Su queste parole, scattava l’insight, che in un colpo solo (dottrina della grazia divina) mi permetteva di reimpossessarmi di un trauma giovanile, superarlo, e aprirmi a nuove possibilità gustative.

Le cose sono andate così:

ieri sera, alle ore c.ca 20.00 mi recavo in località Bg-Birra, e senza badare a spese, data la mia situazione psico-emotiva, acquistavo:

una MukkaMannara Mukeller da 75cc, da Porto Sant’Elpidio –Macerata;

una Space Man Brewfist da 33cc, da Codogno –Lodi;

una My Antonia del Borgo da 33cc, da Borgorose- Rieti;

una Mein Grunes Schneider Weisse da 50cc, da Kelheim-Deutschland;

devo riportare per onore di cronaca i consigli di Fra’ Daniele, che insieme al fratello Monaco Zein tiene con scrupolo religioso il banco di mescita:

sulla MukkaMannara: capisco; sulla Space Man: ci sta; sulla My Antonia: ci vuole; sulla Mein Grunes, da me scelta solo perchè costava poco (pensando di usarla per cucinare): potrebbe essere la tua weisse.

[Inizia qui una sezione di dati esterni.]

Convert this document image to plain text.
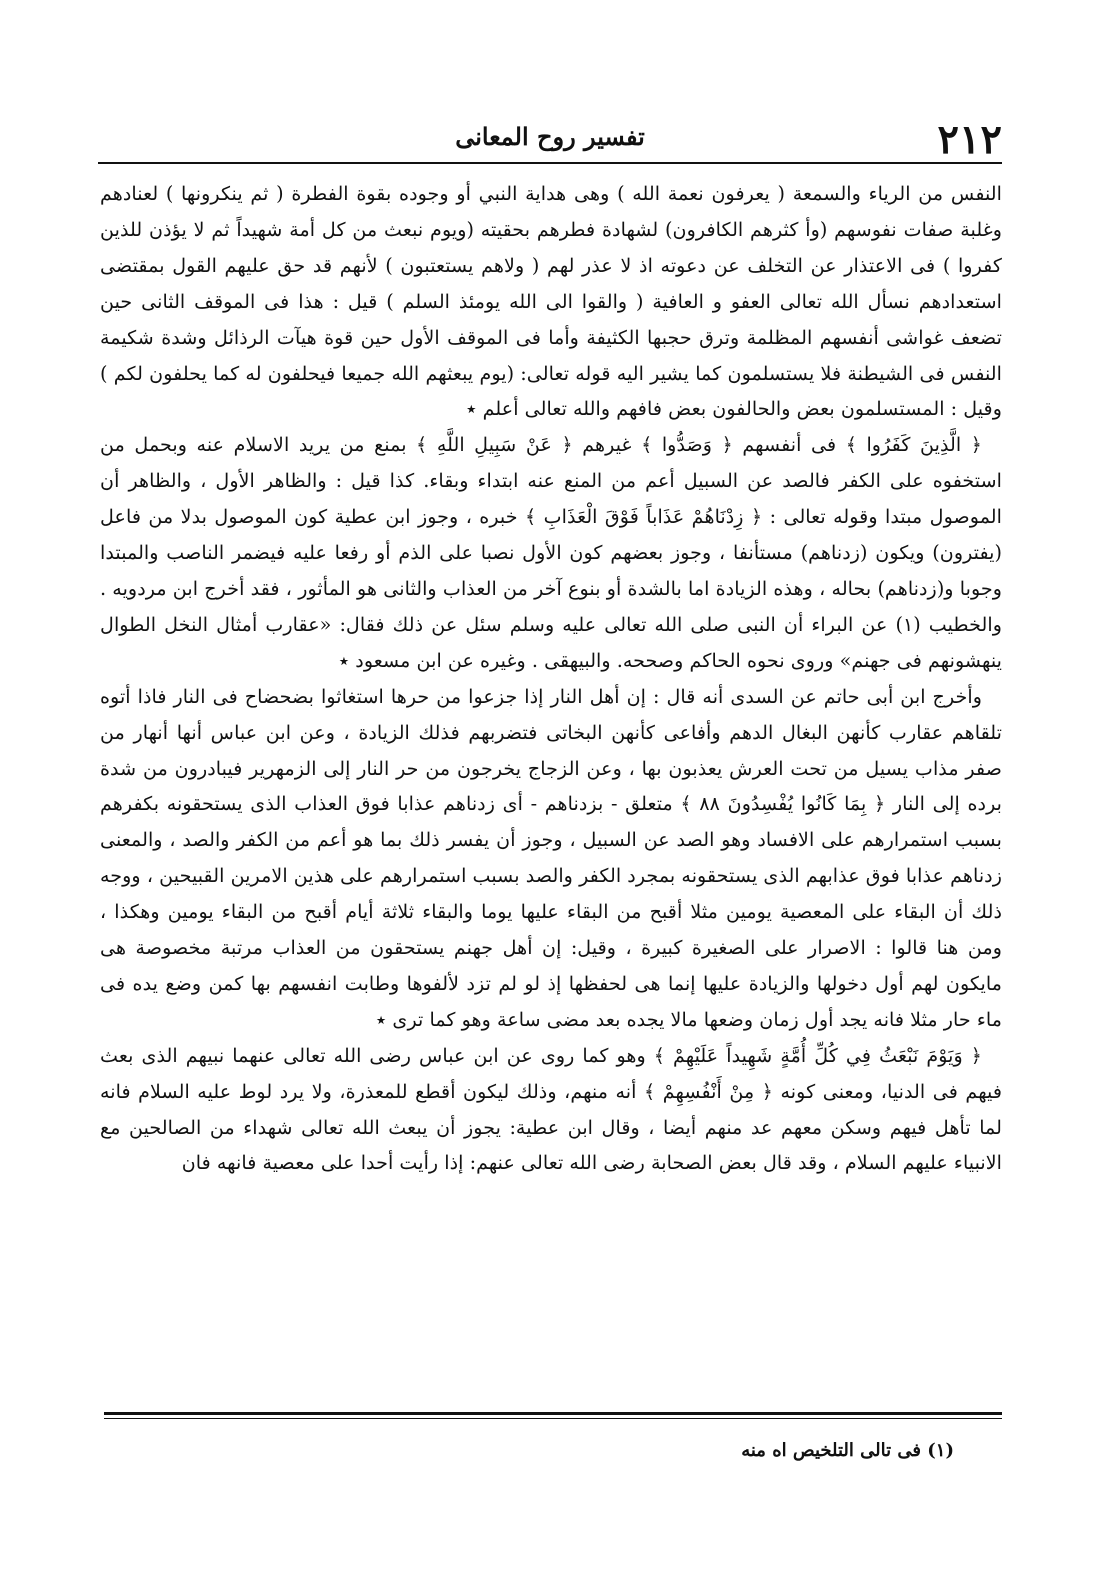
٢١٢
تفسير روح المعانى

النفس من الرياء والسمعة ( يعرفون نعمة الله ) وهى هداية النبي أو وجوده بقوة الفطرة ( ثم ينكرونها ) لعنادهم وغلبة صفات نفوسهم (وأ كثرهم الكافرون) لشهادة فطرهم بحقيته (ويوم نبعث من كل أمة شهيداً ثم لا يؤذن للذين كفروا ) فى الاعتذار عن التخلف عن دعوته اذ لا عذر لهم ( ولاهم يستعتبون ) لأنهم قد حق عليهم القول بمقتضى استعدادهم نسأل الله تعالى العفو و العافية ( والقوا الى الله يومئذ السلم ) قيل : هذا فى الموقف الثانى حين تضعف غواشى أنفسهم المظلمة وترق حجبها الكثيفة وأما فى الموقف الأول حين قوة هيآت الرذائل وشدة شكيمة النفس فى الشيطنة فلا يستسلمون كما يشير اليه قوله تعالى: (يوم يبعثهم الله جميعا فيحلفون له كما يحلفون لكم ) وقيل : المستسلمون بعض والحالفون بعض فافهم والله تعالى أعلم ٭

﴿ الَّذِينَ كَفَرُوا ﴾ فى أنفسهم ﴿ وَصَدُّوا ﴾ غيرهم ﴿ عَنْ سَبِيلِ اللَّهِ ﴾ بمنع من يريد الاسلام عنه وبحمل من استخفوه على الكفر فالصد عن السبيل أعم من المنع عنه ابتداء وبقاء. كذا قيل : والظاهر الأول ، والظاهر أن الموصول مبتدا وقوله تعالى : ﴿ زِدْنَاهُمْ عَذَاباً فَوْقَ الْعَذَابِ ﴾ خبره ، وجوز ابن عطية كون الموصول بدلا من فاعل (يفترون) ويكون (زدناهم) مستأنفا ، وجوز بعضهم كون الأول نصبا على الذم أو رفعا عليه فيضمر الناصب والمبتدا وجوبا و(زدناهم) بحاله ، وهذه الزيادة اما بالشدة أو بنوع آخر من العذاب والثانى هو المأثور ، فقد أخرج ابن مردويه . والخطيب (١) عن البراء أن النبى صلى الله تعالى عليه وسلم سئل عن ذلك فقال: «عقارب أمثال النخل الطوال ينهشونهم فى جهنم» وروى نحوه الحاكم وصححه. والبيهقى . وغيره عن ابن مسعود ٭

وأخرج ابن أبى حاتم عن السدى أنه قال : إن أهل النار إذا جزعوا من حرها استغاثوا بضحضاح فى النار فاذا أتوه تلقاهم عقارب كأنهن البغال الدهم وأفاعى كأنهن البخاتى فتضربهم فذلك الزيادة ، وعن ابن عباس أنها أنهار من صفر مذاب يسيل من تحت العرش يعذبون بها ، وعن الزجاج يخرجون من حر النار إلى الزمهرير فيبادرون من شدة برده إلى النار ﴿ بِمَا كَانُوا يُفْسِدُونَ ٨٨ ﴾ متعلق - بزدناهم - أى زدناهم عذابا فوق العذاب الذى يستحقونه بكفرهم بسبب استمرارهم على الافساد وهو الصد عن السبيل ، وجوز أن يفسر ذلك بما هو أعم من الكفر والصد ، والمعنى زدناهم عذابا فوق عذابهم الذى يستحقونه بمجرد الكفر والصد بسبب استمرارهم على هذين الامرين القبيحين ، ووجه ذلك أن البقاء على المعصية يومين مثلا أقبح من البقاء عليها يوما والبقاء ثلاثة أيام أقبح من البقاء يومين وهكذا ، ومن هنا قالوا : الاصرار على الصغيرة كبيرة ، وقيل: إن أهل جهنم يستحقون من العذاب مرتبة مخصوصة هى مايكون لهم أول دخولها والزيادة عليها إنما هى لحفظها إذ لو لم تزد لألفوها وطابت انفسهم بها كمن وضع يده فى ماء حار مثلا فانه يجد أول زمان وضعها مالا يجده بعد مضى ساعة وهو كما ترى ٭

﴿ وَيَوْمَ نَبْعَثُ فِي كُلِّ أُمَّةٍ شَهِيداً عَلَيْهِمْ ﴾ وهو كما روى عن ابن عباس رضى الله تعالى عنهما نبيهم الذى بعث فيهم فى الدنيا، ومعنى كونه ﴿ مِنْ أَنْفُسِهِمْ ﴾ أنه منهم، وذلك ليكون أقطع للمعذرة، ولا يرد لوط عليه السلام فانه لما تأهل فيهم وسكن معهم عد منهم أيضا ، وقال ابن عطية: يجوز أن يبعث الله تعالى شهداء من الصالحين مع الانبياء عليهم السلام ، وقد قال بعض الصحابة رضى الله تعالى عنهم: إذا رأيت أحدا على معصية فانهه فان

(١) فى تالى التلخيص اه منه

Ignaro di quel che sarebbe accaduto, non ho dato troppa importanza a queste parole.

Rintanatomi nei miei appartamenti in spirito Dostoievskj – memorie del sottosuolo, cominciavo a scolarmi le referenze in ordine d’acquisto lasciando libero corso alla regressione neurologica:

con la MukkaMannara precipitavo in stato d’ebbrezza patetica, e di nuovo come allora (primo flash-back) mi innamoravo di Sharon Stone e rivivevo la prima volta che l’ho vista, al cinema Astra, in S.Orsola, io pubescente, lei già donna, diciannovenne, un cerbiatto, io in platea, lei sullo schermo, deuteragonista nel film fantastico Total Recall- Atto di forza, protagonista Arnold Schwarzenegger;

con la Space Man ritrovavo le amare certezze del mondo IPA e guardando l’etichetta mi risvegliavo nel fumetto l’Eternauta (secondo flash-back), anni 80-90, Skorpio e Lanciostory, capolavoro assoluto, la totale solitudine dell’uomo contemporaneo;

a quel punto ero ormai in modalità Superciuk-Alan Ford, e la terza birra “di aulità”, My Antonia, non l’ho bevuta, l’ho usata per sbaglio per fare un risotto alla birra con una cipolla, una zucchina e un pezzo di costata della Dimocar in offerta che avevo in frigo,

il risotto alla Superciuk è venuto bene, fin troppo saporito;

così m’è venuta sete, e distrattamente ho versato la Mein Grunen, la birra-merda da cucina, l’ho versata in due bicchieri, perchè in uno non ci stava, e mi sono poi perso a leggere il Deuteronomio in piedi davanti alla libreria, finché senza pensarci ho bevuto il primo sorso, e mi sono innamorato al primo sorso;

entrato in estasi, ho scolato il bicchiere, e mi ha preso un desiderio fortissimo di berne ancora,

mi ero dimenticato del secondo bicchiere, e quando dieci minuti dopo l’ho visto che mi guardava, dicendomi “bevimi”, eccomi ebbro di felicità,  invaso da una gioia infantile-superciuk;

solo dopo averla davvero finita mi sono posto il problema: che birra era?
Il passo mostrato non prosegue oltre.